Olfides Sáez

Personal information
- Born: 24 September 1994 (age 31) Abreus, Cuba

Sport
- Country: Cuba
- Sport: Weightlifting
- Weight class: 89 kg

Medal record
Men's weightlifting
Representing Cuba
Pan American Games
| Bronze medal – third place | 2023 Santiago | 89 kg |
Pan American Championships
| Silver medal – second place | 2016 Cartagena | 85 kg |
| Silver medal – second place | 2020 Santo Domingo | 89 kg |
| Silver medal – second place | 2023 Bariloche | 89 kg |
| Bronze medal – third place | 2018 Santo Domingo | 85 kg |
| Bronze medal – third place | 2024 Caracas | 89 kg |
IWF World Cup
| Gold medal – first place | 2020 Rome | 89 kg |

= Olfides Sáez =

Cuban weightlifter (born 1994)

Olfides Sáez Vera (born 24 September 1994) is a Cuban weightlifter. In 2020, he won the gold medal in the men's 89 kg event at the Roma 2020 World Cup in Rome, Italy. He is also a five-time medalist at the Pan American Weightlifting Championships.

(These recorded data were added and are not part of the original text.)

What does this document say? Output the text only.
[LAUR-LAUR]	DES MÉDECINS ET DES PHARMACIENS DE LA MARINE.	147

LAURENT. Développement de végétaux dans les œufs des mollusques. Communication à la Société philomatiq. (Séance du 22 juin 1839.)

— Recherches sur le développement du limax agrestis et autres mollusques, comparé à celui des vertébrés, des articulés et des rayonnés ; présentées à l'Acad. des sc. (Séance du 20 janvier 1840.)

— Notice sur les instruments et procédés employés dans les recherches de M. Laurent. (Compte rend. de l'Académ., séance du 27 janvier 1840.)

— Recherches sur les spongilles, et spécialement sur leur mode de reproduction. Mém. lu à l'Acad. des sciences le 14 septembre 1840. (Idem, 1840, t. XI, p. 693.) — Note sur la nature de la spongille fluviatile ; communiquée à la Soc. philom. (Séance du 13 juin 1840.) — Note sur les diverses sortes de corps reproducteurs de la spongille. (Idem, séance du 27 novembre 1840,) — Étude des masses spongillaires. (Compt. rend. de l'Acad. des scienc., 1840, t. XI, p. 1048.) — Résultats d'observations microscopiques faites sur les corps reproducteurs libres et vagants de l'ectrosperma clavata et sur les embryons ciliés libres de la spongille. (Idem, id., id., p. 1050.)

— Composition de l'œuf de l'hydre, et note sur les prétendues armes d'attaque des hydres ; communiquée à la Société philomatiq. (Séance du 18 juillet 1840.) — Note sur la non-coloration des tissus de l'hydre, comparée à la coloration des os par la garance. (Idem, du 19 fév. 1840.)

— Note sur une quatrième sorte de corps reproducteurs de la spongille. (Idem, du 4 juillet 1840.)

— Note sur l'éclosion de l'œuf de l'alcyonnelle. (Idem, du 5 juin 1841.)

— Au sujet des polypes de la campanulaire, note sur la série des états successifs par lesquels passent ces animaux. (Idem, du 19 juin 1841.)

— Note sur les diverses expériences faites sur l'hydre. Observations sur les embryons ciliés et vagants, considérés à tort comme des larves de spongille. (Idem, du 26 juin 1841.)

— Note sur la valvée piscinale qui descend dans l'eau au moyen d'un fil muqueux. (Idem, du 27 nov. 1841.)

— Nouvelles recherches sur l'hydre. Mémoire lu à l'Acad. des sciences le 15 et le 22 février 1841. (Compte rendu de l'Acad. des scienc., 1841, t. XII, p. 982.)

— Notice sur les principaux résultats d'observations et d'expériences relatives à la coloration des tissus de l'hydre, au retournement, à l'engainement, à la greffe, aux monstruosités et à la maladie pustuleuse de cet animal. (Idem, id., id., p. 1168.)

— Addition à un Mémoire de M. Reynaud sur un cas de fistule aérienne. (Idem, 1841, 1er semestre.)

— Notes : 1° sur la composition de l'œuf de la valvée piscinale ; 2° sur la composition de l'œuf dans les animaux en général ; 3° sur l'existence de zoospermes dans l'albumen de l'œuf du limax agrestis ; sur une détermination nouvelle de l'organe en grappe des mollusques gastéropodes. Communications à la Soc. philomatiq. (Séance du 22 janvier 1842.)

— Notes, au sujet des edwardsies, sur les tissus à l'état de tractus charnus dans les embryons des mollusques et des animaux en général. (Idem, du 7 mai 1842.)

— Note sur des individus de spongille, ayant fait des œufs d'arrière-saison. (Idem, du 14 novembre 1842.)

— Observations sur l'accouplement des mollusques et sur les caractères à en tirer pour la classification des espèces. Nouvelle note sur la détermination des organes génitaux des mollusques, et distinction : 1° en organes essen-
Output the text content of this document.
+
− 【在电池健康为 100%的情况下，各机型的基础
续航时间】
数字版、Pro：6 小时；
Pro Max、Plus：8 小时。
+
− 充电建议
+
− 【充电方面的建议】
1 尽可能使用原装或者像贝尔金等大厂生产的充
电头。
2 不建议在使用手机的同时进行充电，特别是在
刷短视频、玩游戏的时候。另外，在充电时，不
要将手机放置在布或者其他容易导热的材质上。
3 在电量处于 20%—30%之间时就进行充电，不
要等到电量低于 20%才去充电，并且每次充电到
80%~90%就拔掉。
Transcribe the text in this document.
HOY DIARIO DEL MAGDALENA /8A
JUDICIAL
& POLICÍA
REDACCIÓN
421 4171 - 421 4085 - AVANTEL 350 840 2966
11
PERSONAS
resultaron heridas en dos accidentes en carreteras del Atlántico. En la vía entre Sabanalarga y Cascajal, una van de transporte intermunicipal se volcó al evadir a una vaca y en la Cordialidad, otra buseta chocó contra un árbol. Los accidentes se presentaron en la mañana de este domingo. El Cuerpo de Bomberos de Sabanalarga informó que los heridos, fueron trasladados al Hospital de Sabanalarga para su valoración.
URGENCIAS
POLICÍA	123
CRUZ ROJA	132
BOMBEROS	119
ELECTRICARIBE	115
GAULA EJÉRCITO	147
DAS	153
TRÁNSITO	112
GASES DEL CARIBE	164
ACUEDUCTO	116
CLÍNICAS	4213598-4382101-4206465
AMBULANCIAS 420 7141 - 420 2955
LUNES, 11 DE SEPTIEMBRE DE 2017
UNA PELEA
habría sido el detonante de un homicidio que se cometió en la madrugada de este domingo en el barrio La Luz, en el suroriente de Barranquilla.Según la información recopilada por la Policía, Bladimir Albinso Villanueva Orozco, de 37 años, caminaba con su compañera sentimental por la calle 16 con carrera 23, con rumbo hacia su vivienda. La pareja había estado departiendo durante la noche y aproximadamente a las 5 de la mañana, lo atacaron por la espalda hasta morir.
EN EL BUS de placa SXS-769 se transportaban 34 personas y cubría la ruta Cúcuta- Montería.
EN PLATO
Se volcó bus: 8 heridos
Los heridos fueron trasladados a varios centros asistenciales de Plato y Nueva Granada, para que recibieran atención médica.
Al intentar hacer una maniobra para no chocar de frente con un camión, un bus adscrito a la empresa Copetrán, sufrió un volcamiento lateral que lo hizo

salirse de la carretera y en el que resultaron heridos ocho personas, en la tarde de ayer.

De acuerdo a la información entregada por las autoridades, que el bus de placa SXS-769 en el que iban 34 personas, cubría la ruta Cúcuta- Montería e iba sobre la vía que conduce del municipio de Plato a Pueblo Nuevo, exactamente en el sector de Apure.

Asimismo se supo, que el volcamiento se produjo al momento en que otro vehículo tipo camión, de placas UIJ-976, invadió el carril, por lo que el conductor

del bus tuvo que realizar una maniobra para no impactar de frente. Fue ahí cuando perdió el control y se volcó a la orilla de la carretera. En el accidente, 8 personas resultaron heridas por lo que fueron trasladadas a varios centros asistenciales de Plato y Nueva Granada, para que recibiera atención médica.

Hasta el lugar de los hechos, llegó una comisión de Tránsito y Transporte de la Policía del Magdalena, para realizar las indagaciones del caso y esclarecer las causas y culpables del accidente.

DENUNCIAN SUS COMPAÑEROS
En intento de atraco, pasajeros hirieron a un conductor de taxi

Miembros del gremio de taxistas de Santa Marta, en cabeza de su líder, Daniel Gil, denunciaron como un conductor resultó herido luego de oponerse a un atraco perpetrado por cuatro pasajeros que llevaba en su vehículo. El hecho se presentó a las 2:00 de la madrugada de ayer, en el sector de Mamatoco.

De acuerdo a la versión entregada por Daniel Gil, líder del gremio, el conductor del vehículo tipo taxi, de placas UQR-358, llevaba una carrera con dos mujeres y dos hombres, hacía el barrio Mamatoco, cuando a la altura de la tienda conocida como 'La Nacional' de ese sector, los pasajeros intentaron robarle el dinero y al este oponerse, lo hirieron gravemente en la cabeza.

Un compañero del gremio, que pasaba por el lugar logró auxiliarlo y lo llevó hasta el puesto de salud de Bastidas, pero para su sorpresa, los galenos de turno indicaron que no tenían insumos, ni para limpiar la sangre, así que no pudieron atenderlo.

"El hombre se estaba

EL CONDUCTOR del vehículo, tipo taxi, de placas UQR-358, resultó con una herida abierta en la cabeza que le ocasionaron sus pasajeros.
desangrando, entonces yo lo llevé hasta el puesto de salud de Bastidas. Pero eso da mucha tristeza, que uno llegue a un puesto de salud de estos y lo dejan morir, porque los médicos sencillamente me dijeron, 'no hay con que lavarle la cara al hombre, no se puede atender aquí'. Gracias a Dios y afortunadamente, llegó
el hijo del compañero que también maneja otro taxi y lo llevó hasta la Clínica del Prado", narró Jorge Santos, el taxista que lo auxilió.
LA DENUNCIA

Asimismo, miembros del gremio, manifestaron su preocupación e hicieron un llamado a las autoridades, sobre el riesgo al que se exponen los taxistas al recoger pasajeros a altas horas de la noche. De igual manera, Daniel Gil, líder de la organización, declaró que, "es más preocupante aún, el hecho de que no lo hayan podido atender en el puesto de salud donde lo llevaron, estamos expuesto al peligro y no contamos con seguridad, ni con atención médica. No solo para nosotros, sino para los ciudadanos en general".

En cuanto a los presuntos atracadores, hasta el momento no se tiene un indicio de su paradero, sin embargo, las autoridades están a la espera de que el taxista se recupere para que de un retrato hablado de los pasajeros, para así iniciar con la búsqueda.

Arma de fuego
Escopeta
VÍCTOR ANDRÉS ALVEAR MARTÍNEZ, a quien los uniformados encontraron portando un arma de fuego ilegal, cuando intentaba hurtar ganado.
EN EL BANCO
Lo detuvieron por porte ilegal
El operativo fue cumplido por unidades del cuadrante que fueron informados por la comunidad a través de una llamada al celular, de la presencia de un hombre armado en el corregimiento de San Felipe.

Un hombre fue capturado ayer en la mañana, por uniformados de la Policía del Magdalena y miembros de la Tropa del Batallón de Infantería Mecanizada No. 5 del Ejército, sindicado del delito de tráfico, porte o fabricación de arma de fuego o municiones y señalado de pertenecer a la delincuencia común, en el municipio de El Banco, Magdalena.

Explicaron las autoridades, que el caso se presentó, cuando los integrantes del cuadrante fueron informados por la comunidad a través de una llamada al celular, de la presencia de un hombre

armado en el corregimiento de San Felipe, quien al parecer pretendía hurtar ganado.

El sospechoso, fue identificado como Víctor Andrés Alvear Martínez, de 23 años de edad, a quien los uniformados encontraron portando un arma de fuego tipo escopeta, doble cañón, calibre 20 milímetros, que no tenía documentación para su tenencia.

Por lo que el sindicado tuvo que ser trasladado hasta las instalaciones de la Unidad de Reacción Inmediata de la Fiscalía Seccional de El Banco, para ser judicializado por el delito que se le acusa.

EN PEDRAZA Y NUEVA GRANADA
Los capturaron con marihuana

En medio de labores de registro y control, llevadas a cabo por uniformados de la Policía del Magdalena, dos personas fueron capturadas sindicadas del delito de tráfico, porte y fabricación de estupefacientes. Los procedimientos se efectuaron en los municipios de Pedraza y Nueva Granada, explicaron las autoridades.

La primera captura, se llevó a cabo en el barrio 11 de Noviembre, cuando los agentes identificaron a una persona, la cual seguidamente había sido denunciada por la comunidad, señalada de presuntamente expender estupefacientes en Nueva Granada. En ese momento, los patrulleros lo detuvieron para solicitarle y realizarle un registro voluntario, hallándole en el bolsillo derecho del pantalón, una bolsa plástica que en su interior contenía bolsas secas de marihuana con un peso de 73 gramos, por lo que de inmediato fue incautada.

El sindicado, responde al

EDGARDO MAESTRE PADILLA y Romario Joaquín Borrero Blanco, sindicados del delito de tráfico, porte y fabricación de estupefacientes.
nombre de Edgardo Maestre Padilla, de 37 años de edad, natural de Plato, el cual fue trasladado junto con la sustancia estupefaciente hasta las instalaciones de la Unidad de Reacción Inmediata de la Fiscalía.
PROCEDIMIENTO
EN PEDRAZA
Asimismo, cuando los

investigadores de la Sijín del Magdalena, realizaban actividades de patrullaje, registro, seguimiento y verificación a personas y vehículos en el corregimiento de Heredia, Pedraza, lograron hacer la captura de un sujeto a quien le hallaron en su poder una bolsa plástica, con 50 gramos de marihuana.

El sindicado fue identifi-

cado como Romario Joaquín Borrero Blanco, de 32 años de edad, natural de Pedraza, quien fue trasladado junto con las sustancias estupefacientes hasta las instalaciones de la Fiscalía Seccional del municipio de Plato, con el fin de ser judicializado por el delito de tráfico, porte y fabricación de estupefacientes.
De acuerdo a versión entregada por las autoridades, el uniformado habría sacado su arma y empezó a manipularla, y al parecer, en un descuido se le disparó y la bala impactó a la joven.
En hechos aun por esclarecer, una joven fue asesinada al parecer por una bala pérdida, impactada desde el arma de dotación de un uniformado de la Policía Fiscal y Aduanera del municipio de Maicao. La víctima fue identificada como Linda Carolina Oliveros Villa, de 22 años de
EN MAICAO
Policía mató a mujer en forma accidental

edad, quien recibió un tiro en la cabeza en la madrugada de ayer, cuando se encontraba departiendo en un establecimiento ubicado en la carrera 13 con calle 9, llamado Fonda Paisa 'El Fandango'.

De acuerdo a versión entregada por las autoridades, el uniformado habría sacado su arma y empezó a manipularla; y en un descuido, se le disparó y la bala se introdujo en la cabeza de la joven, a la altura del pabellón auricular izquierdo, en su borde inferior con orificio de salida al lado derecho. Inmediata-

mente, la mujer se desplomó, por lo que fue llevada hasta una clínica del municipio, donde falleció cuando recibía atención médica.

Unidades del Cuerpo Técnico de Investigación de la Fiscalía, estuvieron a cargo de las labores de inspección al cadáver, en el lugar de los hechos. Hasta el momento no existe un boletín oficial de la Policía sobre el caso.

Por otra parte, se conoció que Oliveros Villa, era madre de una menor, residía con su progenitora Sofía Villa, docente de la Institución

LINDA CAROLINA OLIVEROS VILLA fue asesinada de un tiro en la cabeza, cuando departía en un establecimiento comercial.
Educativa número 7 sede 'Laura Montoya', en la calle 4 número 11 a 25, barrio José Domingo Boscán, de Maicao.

Sáez represented Cuba at the 2020 Summer Olympics in Tokyo, Japan. He finished in 9th place in the men's 96 kg event.

He won the silver medal in the men's 89 kg event at the 2023 Pan American Weightlifting Championships held in Bariloche, Argentina. In 2024, he won the bronze medal in his event at the Pan American Weightlifting Championships held in Caracas, Venezuela.